J’ai pensé à cet événement en lisant récemment dans Le Devoir les déclarations des ambassadeurs du Maroc et du Bénin qui se sont livrés à une critique des méthodes de recrutement du Québec dans leurs pays respectifs, spécialement dans le secteur de la santé. Le Béninois Jean-Claude do Rego parlait d’un pompage « cynique » de ressources humaines. Quant à l’ambassadrice du Maroc, Souriya Otmani, elle qualifiait le tout de « perte sèche ».
Pour un pays en plein développement comme le sien, aux prises avec une inquiétante pénurie en santé, « il devrait y avoir une certaine retenue », croit-elle. Elle a trouvé particulièrement choquante l’annonce d’une séance d’information tenue à Casablanca… trois jours après le tremblement de terre dans le sud-ouest de Marrakech, qui a fait 2 900 morts et 5 600 blessés en septembre dernier.
Lors d’un entretien que j’ai eu avec elle, l’ambassadrice Otmani m’a confirmé que sa sortie n’était pas passée inaperçue. « Les autorités gouvernementales québécoises ont réagi à la suite de la publication de l’article, et cela est tout à leur honneur, vu les importants liens de coopération multisectorielle et l’amitié qui existent entre le Maroc et le Québec. »
L’ambassadrice comprend les raisons qui poussent des compatriotes à s’exiler : « l’envie d’une carrière prometteuse, la quête d’une meilleure rémunération, la recherche d’une reconnaissance, le besoin de vivre une nouvelle expérience, d’avoir une meilleure qualité de vie », énumère-t-elle.
« Il est certain qu’on ne peut en aucune manière empêcher la personne qui souhaite s’installer et tenter sa chance à l’étranger de le faire.

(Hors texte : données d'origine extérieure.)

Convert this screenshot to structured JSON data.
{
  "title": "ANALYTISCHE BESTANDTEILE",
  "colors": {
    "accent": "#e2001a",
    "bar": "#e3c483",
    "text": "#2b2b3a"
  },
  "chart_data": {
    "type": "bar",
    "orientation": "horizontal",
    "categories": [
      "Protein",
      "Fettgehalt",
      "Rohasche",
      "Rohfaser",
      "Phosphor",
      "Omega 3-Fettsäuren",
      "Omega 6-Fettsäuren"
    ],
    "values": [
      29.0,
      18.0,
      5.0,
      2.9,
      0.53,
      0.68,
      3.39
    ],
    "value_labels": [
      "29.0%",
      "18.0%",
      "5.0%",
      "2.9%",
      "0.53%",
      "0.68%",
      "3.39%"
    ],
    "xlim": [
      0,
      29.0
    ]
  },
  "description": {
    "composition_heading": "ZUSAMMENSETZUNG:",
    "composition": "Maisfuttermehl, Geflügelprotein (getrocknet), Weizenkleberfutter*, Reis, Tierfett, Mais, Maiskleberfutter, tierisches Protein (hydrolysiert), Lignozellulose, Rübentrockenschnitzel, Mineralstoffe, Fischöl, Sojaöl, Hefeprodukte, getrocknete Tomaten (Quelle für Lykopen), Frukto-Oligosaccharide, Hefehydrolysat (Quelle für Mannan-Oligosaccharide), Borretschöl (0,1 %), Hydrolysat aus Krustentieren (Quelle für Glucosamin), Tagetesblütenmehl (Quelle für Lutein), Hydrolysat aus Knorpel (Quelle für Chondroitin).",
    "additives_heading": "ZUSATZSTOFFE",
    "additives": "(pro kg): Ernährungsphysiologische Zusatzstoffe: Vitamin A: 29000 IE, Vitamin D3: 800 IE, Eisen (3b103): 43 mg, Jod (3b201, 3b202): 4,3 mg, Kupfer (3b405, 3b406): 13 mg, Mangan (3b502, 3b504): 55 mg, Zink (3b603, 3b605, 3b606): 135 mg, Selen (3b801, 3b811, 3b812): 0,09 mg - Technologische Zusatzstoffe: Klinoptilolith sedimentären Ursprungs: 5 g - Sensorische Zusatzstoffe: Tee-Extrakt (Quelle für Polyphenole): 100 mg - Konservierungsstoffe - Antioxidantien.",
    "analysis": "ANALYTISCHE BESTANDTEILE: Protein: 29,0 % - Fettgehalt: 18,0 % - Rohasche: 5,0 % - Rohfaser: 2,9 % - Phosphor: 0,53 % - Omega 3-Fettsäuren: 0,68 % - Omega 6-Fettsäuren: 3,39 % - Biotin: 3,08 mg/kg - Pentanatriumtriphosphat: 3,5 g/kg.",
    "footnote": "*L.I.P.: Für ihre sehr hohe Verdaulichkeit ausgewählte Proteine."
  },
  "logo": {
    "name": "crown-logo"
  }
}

Mais à la condition qu’elle le fasse de manière volontaire et responsable… Quand il y a débauchage et recrutement qualifié par certains de “sauvage”, il y a alors là un grave problème, et des questions de moralité et d’éthique qui ne peuvent que nous interpeller et nous faire légitimement réagir », dit-elle en abordant plus largement la situation, et pas que le seul cas du Québec et du Maroc.
La sortie a fait jaser dans le milieu politique, car lorsqu’un diplomate parle publiquement, c’est au nom de son pays qu’il le fait. Cela n’étonne pas le député libéral de Nelligan, Monsef Derraji, qui est d’origine marocaine. Il qualifie ces déclarations de « coup dur » pour la réputation du Québec. « Je n’ai jamais vu une intervention pareille contre le Québec de la part de diplomates. Les recruteurs vident les écoles, les hôpitaux. Le ministère des Relations internationales doit s’en mêler, il ne peut plus jouer sur le banc. »
Je connais personnellement le cas d’Alya*, une infirmière d’origine marocaine qui travaille depuis 15 ans dans la région de Montréal et gagne environ 80 000 dollars par année. Ce n’est pas toujours facile, mais elle est heureuse ici. Surtout lorsqu’elle compare ses conditions de travail avec celles de sa sœur Inaya*, elle aussi infirmière. Au Maroc, cette dernière gagne un salaire annuel d’à peine 25 000 dollars, avec 10 ans d’expérience.
Ce pays, dont 82 % de la population est francophone, représente donc un excellent bassin naturel d’immigration pour le Québec. Des personnes comme Inaya pourraient très bien être tentées de faire le saut. Le gouvernement du Québec le sait, et c’est pourquoi il organise une mission de recrutement les 17 et 18 février prochains.
Depuis la fin de la pandémie, le Québec dépense ainsi des millions de dollars dans le recrutement de travailleurs à l’étranger — pour une foule de domaines, dont celui de la santé. Tout comme en France et en Belgique, le gouvernement s’est lancé dans de grandes campagnes de séduction dans les pays d’Afrique francophone, notamment le Maroc, la Tunisie, le Sénégal, le Cameroun, la Côte d’Ivoire, le Bénin et le Togo. Les représentations du Québec à l’étranger sont mises à contribution, mais le gouvernement finance aussi les missions de Montréal International et de Québec International. Il a également créé Recrutement Santé Québec, qui accompagne les candidats et établissements durant les démarches de recrutement et d’immigration.